I just completed some go-to-market research for a scientifically-oriented business-to-consumer company. In this research, one of my tasks was to assess consumer sentiment and project possible customer loyalty for a new product launch. Things like customer-lifetime-value, ecommerce conversion rate, and loyalty would be wonderful to have from our competitors, but these KPIs are closely-guarded secrets.
While I loved spy novels as a teen, I am not up for corporate espionage. I do not need to break into competitor website analytics to uncover insights into consumer behavior. I asked consumers about their buying habits and loyalty directly, online.
My research on online consumer surveys turned up two options – Survata and Google Consumer Surveys. I believe I had heard of Google Consumer Surveys and then found Survata by searching for competitors of Google in the consumer survey space.
Both show a short survey to give a reader access to gated content. Both offer a handful of questions for a buck or two a completed survey. Both help publishers monetize their visitors. Both offer geographic, age, and gender targeting, which happens, I imagine based on the target demographic of the content on the gated sites.

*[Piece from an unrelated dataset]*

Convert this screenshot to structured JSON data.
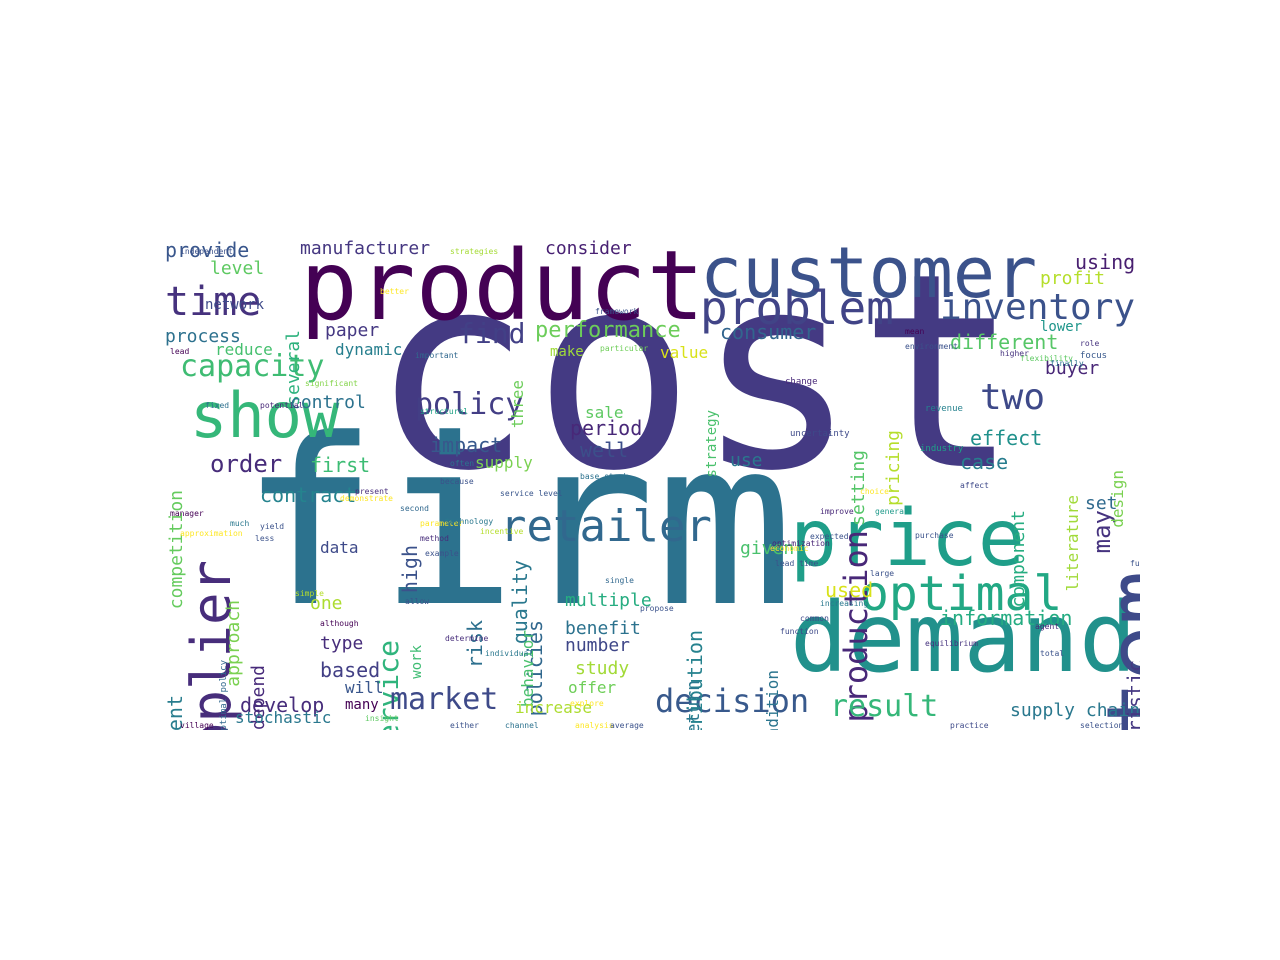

Both survey engines offer visualization help to understand your survey answers, including visualization of subsets within your answers. Both survey engines provide some sense of statistical significance of any trends in the data. Both require prepayment to run the survey.
Qualifying Question – Advantage Survata
When I started earlier this summer, Google Consumer Surveys did not offer the chance to have a qualifying question. So if the website visitor met your demographic criteria (say a certain age, your specified gender, maybe your region of interest) they answered your surveys. If you wanted males under the age of 45, great. If you wanted males under the age of 45 with small dogs, not so great.
Since then, Google has added a qualifying question option. The survey client (me in this case) only pays for respondents who answer the qualifying question correctly (e.g. people who answer yes to having a small dog).
Google’s restriction is they need the qualifying question passed at a minimum amount, otherwise they bounce the survey back to you. Apparently, my qualifying question was too stringent.
Google kept my payment for the survey and issued me a coupon in lieu of a refund. However, since I don’t want people who don’t meet my criteria to answer my survey, I’m a little stuck as to how to use the coupon.I would have preferred a full refund, so I can get my questions answered at Survata! [edited 10/22 – Google issued me a refund for the incomplete survey].
As far as I can tell, Survata does not have a minimum response goal for the qualifying question. In fact, I used the same qualifying question for both the Survata and the Google Consumer Survey so I anticipate its success rate was similar in both environments. Survata did not bounce my survey.
Cost – Advantage Survata
The two survey engines are both inexpensive, but Survata is less expensive. For a 5-question survey, I paid about $1/response for US respondents from Survata. The qualifying question was not included in the question count. Google Consumer Surveys includes the qualifying question in the count, and I paid about $2/response for US respondents for 4 questions after the qualifier.
Support – Advantage Survata
I had a great experience with Survata. Prior to each survey launch, I got feedback on my questions and setup from a survey analyst. The analyst edited my survey, and I got to see the before and after version and approve it before launch. My analyst was available to me via email, in my survey dashboard, and via IM throughout the process. I also had a follow up call so that I could understand the survey results and get a quick orientation to their visualization engine when the survey was complete. I ran a handful of surveys and was able to work with the same analyst rather than starting anew each time.
Google Consumer Surveys did a review of my questions ahead of launch as well, but the experience was less caring. I got a basic email detailing what was wrong with my survey and telling me what to do to fix it.
Survata’s help was more helpful – they did the work for me and asked for my approval. Google made me their admin.
Data/Results Visualization – no Advantage
I liked the user interface, question previews, and results analysis engines for both survey vendors.
Publisher Network – Advantage Google?
I imagine with Google’s reach and reputation, Survata has stiff competition. I have not encountered a Survata survey on a website. I did see my first Google survey yesterday, on the Christian Science Monitor website. In case it’s not obvious, this is not my survey, though it is relevant to my home state, Michigan.
I prefer Survata
The survey engine (user interface, options, everything) for both Survata and for Google Consumer Surveys changed during my project. So, this review is a snapshot of an evolving set of features. Right now Survata has a strong edge in customer service. I had a good relationship with my survey analyst and a positive experience with the company. My experience with Google was more at arm’s length (only email, always from someone new) and ultimately unsatisfying due to their rejection of my survey
after taking my money. [edited 10/22 – Google issued me a refund for the incomplete survey].
Short version: I strongly preferred my interactions with and the results I got from Survata.